GET /v1/workspaces/:workspace_id/webhooks
curl https://api.trawl.productcraft.co/v1/workspaces/<workspace_id>/webhooks \
  -H 'authorization: Bearer pcft_live_...'

Response — 200

{
  "data": [
    {
      "id": "9c1e5b7d-2f4a-4c8e-b3d6-...",
      "workspace_id": "<workspace_id>",
      "url": "https://hooks.acme.com/webhooks/trawl",
      "active": true,
      "failure_count": 0,
      "last_status_code": 200,
      "last_attempt_at": "2026-07-10T09:02:31.000Z",
      "auto_disabled_at": null,
      "first_failure_at": null,
      "created_at": "2026-07-10T09:00:00.000Z",
      "secret_set": true
    }
  ]
}

Newest first, no pagination. The secret never appears on reads — secret_set: true confirms one exists. GET …/webhooks/:id returns a single webhook in the same shape (404 for unknown ids, including another workspace's).

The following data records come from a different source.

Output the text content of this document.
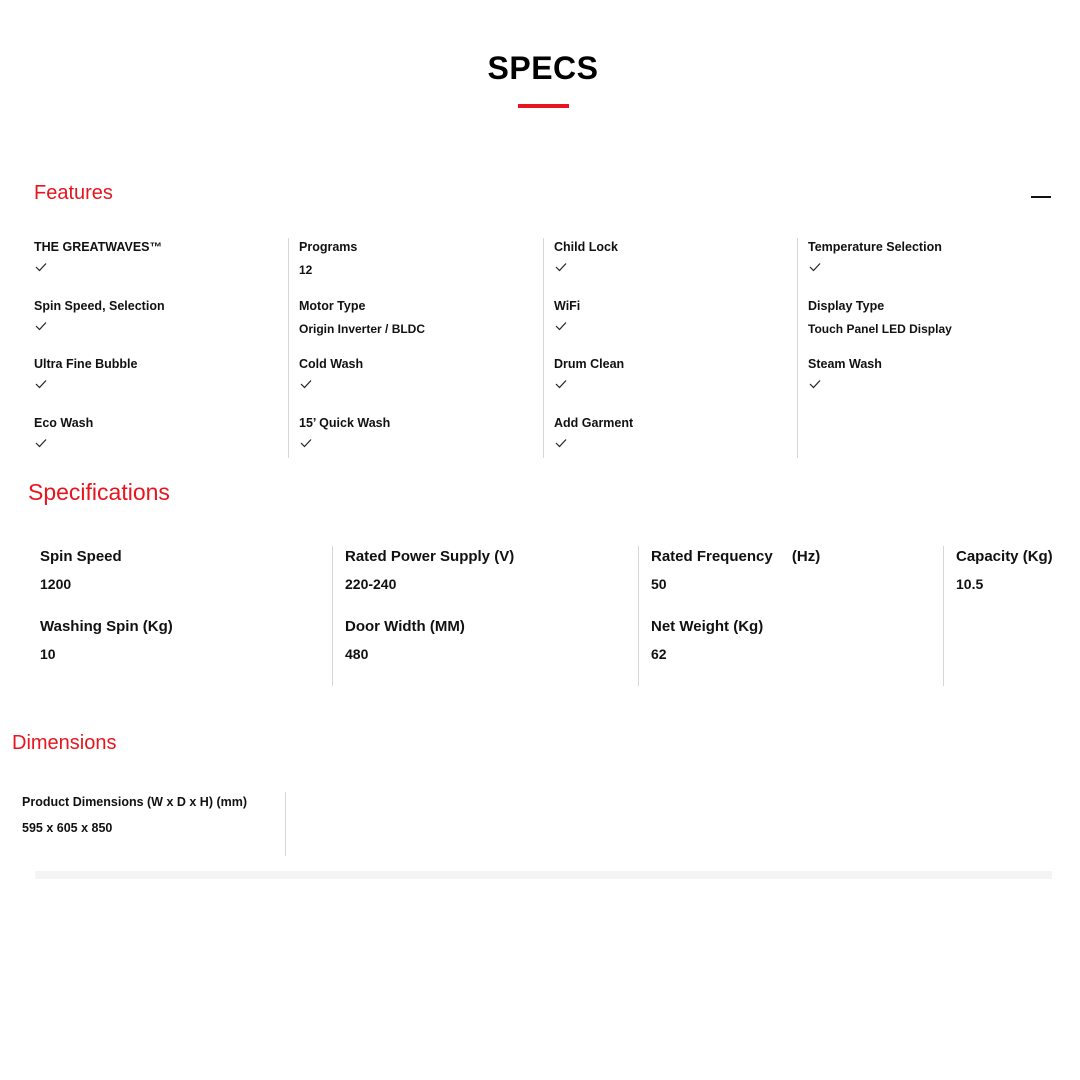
SPECS
Features
THE GREATWAVES™
Spin Speed, Selection
Ultra Fine Bubble
Eco Wash
Programs
12
Motor Type
Origin Inverter / BLDC
Cold Wash
15’ Quick Wash
Child Lock
WiFi
Drum Clean
Add Garment
Temperature Selection
Display Type
Touch Panel LED Display
Steam Wash
Specifications
Spin Speed
1200
Washing Spin (Kg)
10
Rated Power Supply (V)
220-240
Door Width (MM)
480
Rated Frequency 　(Hz)
50
Net Weight (Kg)
62
Capacity (Kg)
10.5
Dimensions
Product Dimensions (W x D x H) (mm)
595 x 605 x 850
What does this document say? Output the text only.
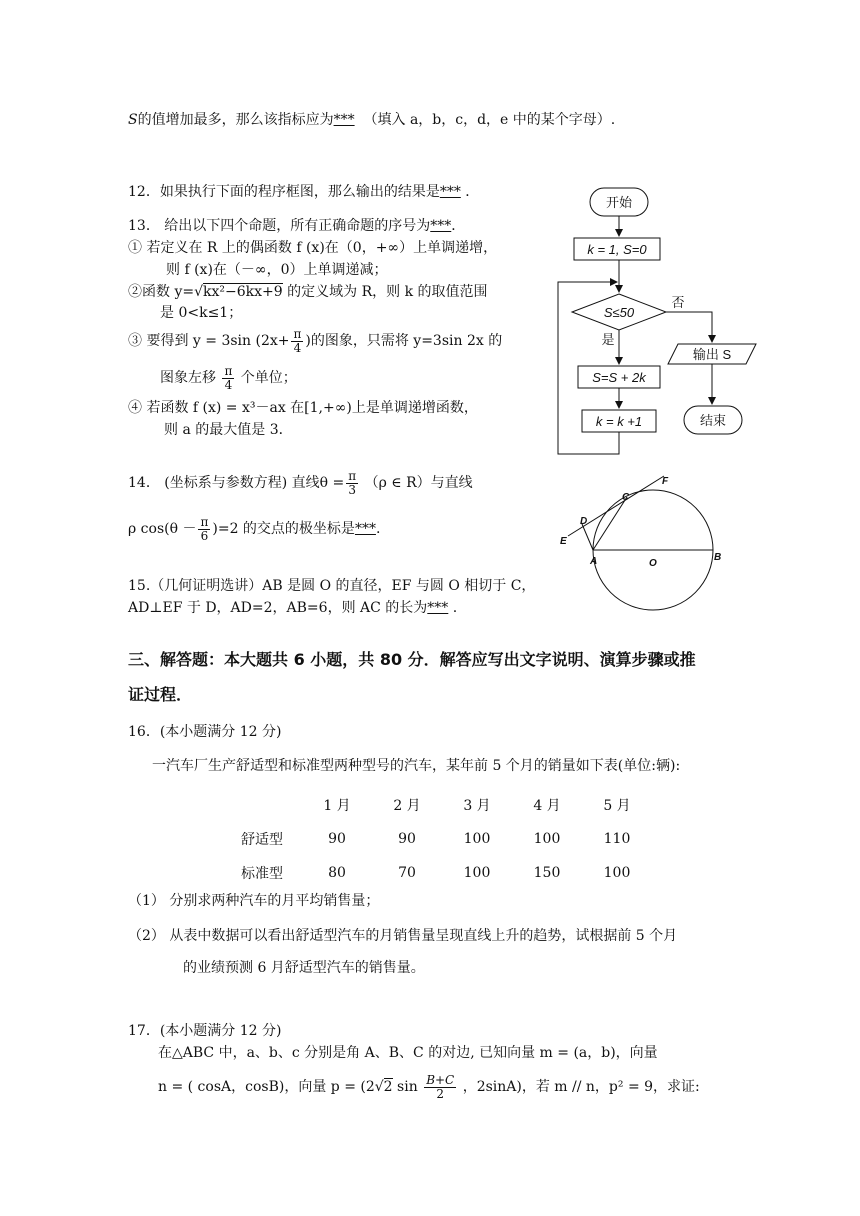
S的值增加最多，那么该指标应为*** （填入 a，b，c，d，e 中的某个字母）.
12．如果执行下面的程序框图，那么输出的结果是*** ．
13． 给出以下四个命题，所有正确命题的序号为***．
① 若定义在 R 上的偶函数 f (x)在（0，+∞）上单调递增，
则 f (x)在（－∞，0）上单调递减；
②函数 y=√kx²−6kx+9 的定义域为 R，则 k 的取值范围
是 0<k≤1；
③ 要得到 y = 3sin ($2x+ \frac{\pi}{4}$ )的图象，只需将 y=3sin 2x 的
图象左移 $\frac{\pi}{4}$ 个单位；
④ 若函数 f (x) = x³－ax 在[1,+∞)上是单调递增函数，
则 a 的最大值是 3．
14． (坐标系与参数方程) 直线$\theta = \frac{\pi}{3} (\rho$ ∈ R）与直线
ρ $\cos(\theta - \frac{\pi}{6} )=2$ 的交点的极坐标是***.
15.（几何证明选讲）AB 是圆 O 的直径，EF 与圆 O 相切于 C，
AD⊥EF 于 D，AD=2，AB=6，则 AC 的长为*** .
三、解答题：本大题共 6 小题，共 80 分．解答应写出文字说明、演算步骤或推
证过程．
16．(本小题满分 12 分)
一汽车厂生产舒适型和标准型两种型号的汽车，某年前 5 个月的销量如下表(单位:辆):
	1 月	2 月	3 月	4 月	5 月
舒适型	90	90	100	100	110
标准型	80	70	100	150	100
（1） 分别求两种汽车的月平均销售量；
（2） 从表中数据可以看出舒适型汽车的月销售量呈现直线上升的趋势，试根据前 5 个月
的业绩预测 6 月舒适型汽车的销售量。
17．(本小题满分 12 分)
在△ABC 中，a、b、c 分别是角 A、B、C 的对边, 已知向量 m = (a，b)，向量
n = ( cosA，cosB)，向量 p = (2√2 $\sin \frac{B+C}{2}$ ，2sinA)，若 m // n，p² = 9，求证:
开始
k = 1, S=0
S≤50
否
是
S=S + 2k
k = k +1
输出 S
结束
F
C
D
E
A	O
B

PATCH /v1/workspaces/:workspace_id/webhooks/:id
curl -X PATCH https://api.trawl.productcraft.co/v1/workspaces/<workspace_id>/webhooks/<webhook_id> \
  -H 'authorization: Bearer pcft_live_...' \
  -H 'content-type: application/json' \
  -d '{ "url": "https://hooks.acme.com/webhooks/trawl-v2", "active": true }'

Both fields are optional — send only what you're changing. url follows the same rules as create (≤ 2,048 characters; make it HTTPS and public). Setting "active": true is the recovery path from auto-disable: it clears auto_disabled_at and resets the failure streak. Setting "active": false mutes the webhook without deleting it — useful during receiver maintenance, since jobs keep running and their results stay pollable.

DELETE /v1/workspaces/:workspace_id/webhooks/:id
curl -X DELETE https://api.trawl.productcraft.co/v1/workspaces/<workspace_id>/webhooks/<webhook_id> \
  -H 'authorization: Bearer pcft_live_...'

Returns 204 with no body. Deletion also removes the webhook's delivery-attempt history, so export the delivery log first if you need it for an audit trail. Prefer "active": false when the pause is temporary.